I also played with OpenCL on the 820c Dragonboard. My attempted approach was to take the Android binaries and run them under Debian. The process starts with your OpenCL source code which then gets compiled into a shader, this step almost works, but the Android OpenCL compiler gets caught up looking for a basic Android library .so file which is not available under Debian. I suspect that there is a package that could be installed for Android emulation, but I didn’t find it. This approach might be closer to working under AOSP.

Even if I had managed to get the shader compiled nativly, it would have run into the missing FastRPC library issue.

@anon91830841 When will FastRPC and OpenCL be available?

-Lawrence-

hi @ljking,

There is on going work on fastRPC at the moment and we expect a working solution within the next 2 to 3 months, for 410c and 820c. With all the pieces in place, the expectation is that what mentioned in the Github link above will ‘just work’ with the Debian and OpenEmbedded based releases for the Dragonboard, and with upstream kernel in general.

For OpenCL, there is a bit of community work done by the Freedreno people regarding GPU compute support, but there is no short term expectation/plan for OpenCL.

Hi @anon91830841,

If we want to try it by ourselves before fastRPC ready, could we get the Downstream kernel to test it first?
If yes, where can we download the Downstream kernel?

Thanks.

Best regards,
Johnny

hi @dodoamuro,

we are not doing any work with the downstream CAF/MSM kernel, so I cannot really answer your question. The github link in one of the previous post seems to indicate it’s possible… but that’s the only thing I can tell…

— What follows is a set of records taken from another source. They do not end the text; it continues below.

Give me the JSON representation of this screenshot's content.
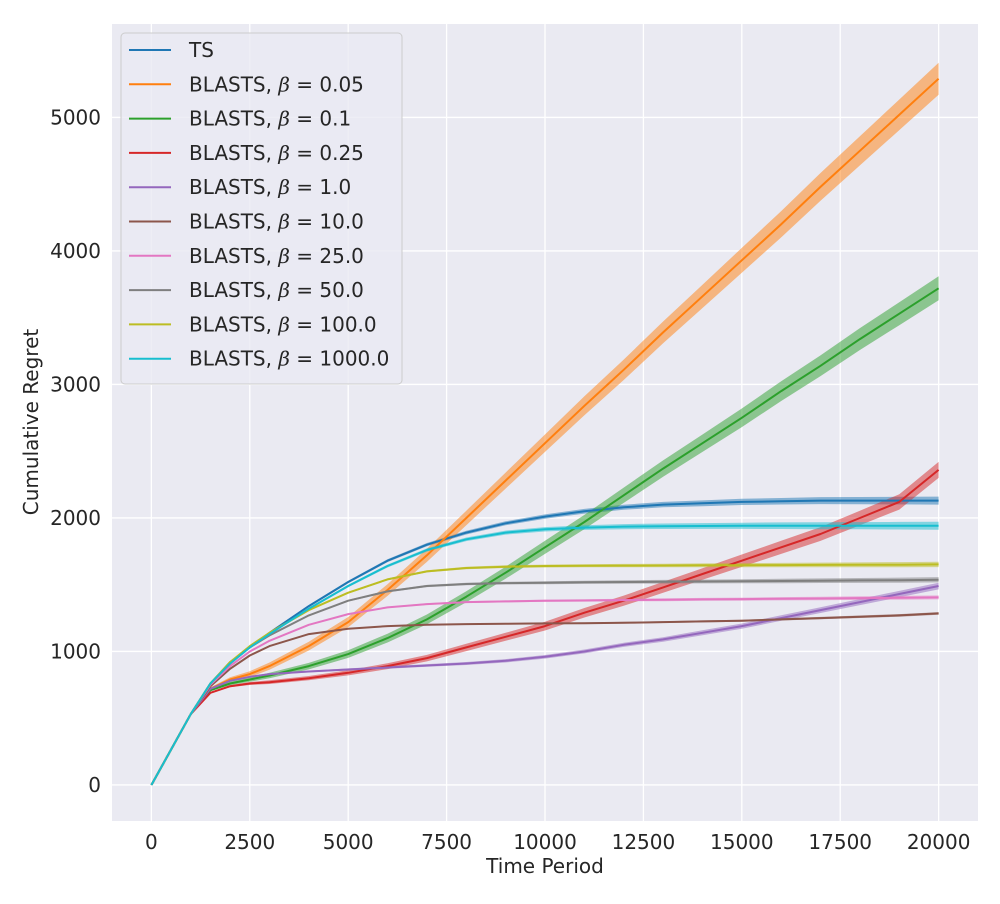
{
  "chart_data": {
    "type": "line",
    "title": "",
    "xlabel": "Time Period",
    "ylabel": "Cumulative Regret",
    "xlim": [
      -1000,
      21000
    ],
    "ylim": [
      -270,
      5700
    ],
    "xticks": [
      0,
      2500,
      5000,
      7500,
      10000,
      12500,
      15000,
      17500,
      20000
    ],
    "xtick_labels": [
      "0",
      "2500",
      "5000",
      "7500",
      "10000",
      "12500",
      "15000",
      "17500",
      "20000"
    ],
    "yticks": [
      0,
      1000,
      2000,
      3000,
      4000,
      5000
    ],
    "ytick_labels": [
      "0",
      "1000",
      "2000",
      "3000",
      "4000",
      "5000"
    ],
    "grid": true,
    "legend_position": "top-left",
    "x": [
      0,
      1000,
      1500,
      2000,
      2500,
      3000,
      4000,
      5000,
      6000,
      7000,
      8000,
      9000,
      10000,
      11000,
      12000,
      13000,
      14000,
      15000,
      16000,
      17000,
      18000,
      19000,
      20000
    ],
    "series": [
      {
        "name": "TS",
        "prefix": "TS",
        "beta": "",
        "color": "#1f77b4",
        "band": 30,
        "values": [
          0,
          530,
          760,
          910,
          1030,
          1140,
          1340,
          1520,
          1680,
          1800,
          1890,
          1960,
          2010,
          2050,
          2080,
          2100,
          2110,
          2120,
          2125,
          2130,
          2130,
          2130,
          2130
        ]
      },
      {
        "name": "BLASTS, β = 0.05",
        "prefix": "BLASTS, ",
        "beta": "0.05",
        "color": "#ff7f0e",
        "band": 120,
        "values": [
          0,
          530,
          720,
          790,
          830,
          890,
          1040,
          1220,
          1460,
          1720,
          2000,
          2280,
          2560,
          2840,
          3110,
          3390,
          3660,
          3930,
          4200,
          4480,
          4750,
          5020,
          5290
        ]
      },
      {
        "name": "BLASTS, β = 0.1",
        "prefix": "BLASTS, ",
        "beta": "0.1",
        "color": "#2ca02c",
        "band": 90,
        "values": [
          0,
          530,
          710,
          760,
          790,
          820,
          890,
          980,
          1100,
          1240,
          1410,
          1590,
          1780,
          1970,
          2170,
          2370,
          2560,
          2750,
          2950,
          3140,
          3340,
          3530,
          3720
        ]
      },
      {
        "name": "BLASTS, β = 0.25",
        "prefix": "BLASTS, ",
        "beta": "0.25",
        "color": "#d62728",
        "band": 60,
        "values": [
          0,
          530,
          690,
          740,
          760,
          770,
          800,
          840,
          890,
          950,
          1030,
          1110,
          1190,
          1290,
          1380,
          1480,
          1580,
          1680,
          1780,
          1880,
          2000,
          2120,
          2360
        ]
      },
      {
        "name": "BLASTS, β = 1.0",
        "prefix": "BLASTS, ",
        "beta": "1.0",
        "color": "#9467bd",
        "band": 25,
        "values": [
          0,
          530,
          720,
          780,
          810,
          830,
          850,
          865,
          880,
          895,
          910,
          930,
          960,
          1000,
          1050,
          1090,
          1140,
          1190,
          1250,
          1310,
          1370,
          1430,
          1490
        ]
      },
      {
        "name": "BLASTS, β = 10.0",
        "prefix": "BLASTS, ",
        "beta": "10.0",
        "color": "#8c564b",
        "band": 10,
        "values": [
          0,
          530,
          740,
          870,
          970,
          1040,
          1130,
          1170,
          1190,
          1200,
          1205,
          1207,
          1210,
          1212,
          1215,
          1220,
          1225,
          1230,
          1240,
          1250,
          1260,
          1270,
          1285
        ]
      },
      {
        "name": "BLASTS, β = 25.0",
        "prefix": "BLASTS, ",
        "beta": "25.0",
        "color": "#e377c2",
        "band": 15,
        "values": [
          0,
          530,
          750,
          890,
          1000,
          1080,
          1200,
          1280,
          1330,
          1355,
          1370,
          1375,
          1380,
          1382,
          1385,
          1387,
          1390,
          1392,
          1395,
          1397,
          1400,
          1402,
          1405
        ]
      },
      {
        "name": "BLASTS, β = 50.0",
        "prefix": "BLASTS, ",
        "beta": "50.0",
        "color": "#7f7f7f",
        "band": 20,
        "values": [
          0,
          530,
          760,
          920,
          1030,
          1120,
          1270,
          1380,
          1450,
          1490,
          1505,
          1512,
          1515,
          1518,
          1520,
          1522,
          1524,
          1526,
          1528,
          1530,
          1532,
          1534,
          1537
        ]
      },
      {
        "name": "BLASTS, β = 100.0",
        "prefix": "BLASTS, ",
        "beta": "100.0",
        "color": "#bcbd22",
        "band": 20,
        "values": [
          0,
          530,
          760,
          920,
          1040,
          1140,
          1310,
          1440,
          1540,
          1600,
          1625,
          1635,
          1640,
          1642,
          1643,
          1644,
          1645,
          1646,
          1647,
          1648,
          1649,
          1650,
          1652
        ]
      },
      {
        "name": "BLASTS, β = 1000.0",
        "prefix": "BLASTS, ",
        "beta": "1000.0",
        "color": "#17becf",
        "band": 30,
        "values": [
          0,
          530,
          760,
          910,
          1030,
          1130,
          1320,
          1490,
          1640,
          1760,
          1840,
          1890,
          1915,
          1928,
          1935,
          1938,
          1940,
          1941,
          1942,
          1942,
          1942,
          1942,
          1942
        ]
      }
    ]
  }
}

the main developer working on fastRPC for upstream / Linaro releases is out currently. I am hoping we can get some basic instructions to try fastRPC on top of our releases (for DB410c) within the next 2 weeks. It will be raw instructions, and you will need to rebuild a custom kernel branch and a few user space tools, though. Would that help?

Hi @anon91830841,

Your information is really helpful!! Hope we can see the release soon.

Thanks.

Best regards,
Johnny

Hi ndec :

Appreciate with your great help.

May I contact with you by your mail or my mail (kentc.chiang@msa.hinet.net) for fastRPC.

Appreciate again

hi @albertchiang,

we provide free support on this forum for the 96boards community, please avoid private messages as much as possible, as this won’t benefit the entire community.

thanks

Hi ndec :

Sorry and understood.

  1. We just wish can get Fast RPC Binary code (even beta version) to test for customer project ASAP.
    Even help to test or debug is ok for us.

  2. We are afraid of the actually release schedule delay.

We are feel apologize again

Also appreciate with your help for so many information

Albert

Also we had wrote request to Linaro Developer service on 8/20 but no feedback until now. So we didn’t know how to speed it up. Thanks.

Hi Linaro Experts,

For Qualcomm 410 Linux 3D Test , Does it had 3D test report ? Also using which benchmark test it ? Does it with Qualcomm proprietary files ?

Also in below 96board and Qualcomm BSP:

https://releases.linaro.org/96boards/dragonboard410c/linaro/openembedded/18.01/rpb/
Does they had above 3D test report ? Benchmark test ? with ualcomm proprietary files or not ?

Your help is highly appreciate
Albert

hi @albertchiang,

If I understand your question correctly, you are asking about OpenGL/GLes support, right? If so, then we are using an open source graphics driver, from the Mesa project, called freedreno. Mesa/Freedreno project is the user space side of the OpenGL/GLes implementation. It runs on top of the kernel DRM/KMS driver.

There is no Qualcomm proprietary software involved in the kernel and user space.

On the GPU, there is a firmware required, and this firmware is proprietary and distributed by Qualcomm (it is included in the linux-firmware project).

Any standard Linux graphics test suite or benchmark is expected to work.